I have a load driven at 24VDC that draws very high current for a short period of time. The following picture is the output of a current amplifier, it reads 2A/V, meaning I have to deal with roughly a 18A pulse that lasts for 50ms.
So far I have calculated the energy of this pulse like this:
Charge spent: 18A @ 50ms, using Q=I.T -> Q = 18*0.05 = 0.9 Coulombs.
Energy drawn: E = 0.5*V*Q = 0.5*24*0.9 = 10.8 Joules.
The 24V is generated by a boost converter, let's suppose I want the output capacitors of this converter to be able to provide all the energy:
E=0.5*C*V² -> C = 2*E / V² -> C = 2*10.8/576 = 37.5mF, or 37,500uF.

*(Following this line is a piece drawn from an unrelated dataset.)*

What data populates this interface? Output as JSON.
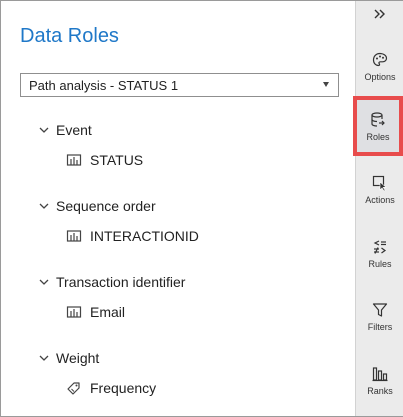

That is a humongous ammount of capacitance to install @ 24V. This leads to the question: What percentage of the pulse energy do I need to store on my output capacitors in order not to stress my BOOST converter too much?
I know it might have to do with the impedance between the output capacitor and the load itself, and also that I don't need output caps to be able to provide ALL the energy for the pulse, as the converter should be able to deal with some ammount of load transients.
EDIT#1 @ Brian & Peufeu: I'm considering 0.9F as the correct answer for my previous calculations, using C=dV/dt, from this point on. The boost circuit that generates the 24V is as follows:
Upstream this converter is a 4S3P - 12 x 18650 cell Li-Ion battery, more than capable of providing the current needed. Cabling is also cut to minimum lenght and twisted to minimize media impedance. At the time of design I wasn't sure of what the peak currents on the system would be, so I think I might have chosen my inductor poorly already... here are the specs:
AFAIC, my switch and diode are far beyond capable of withstanding the aforementioned scenario.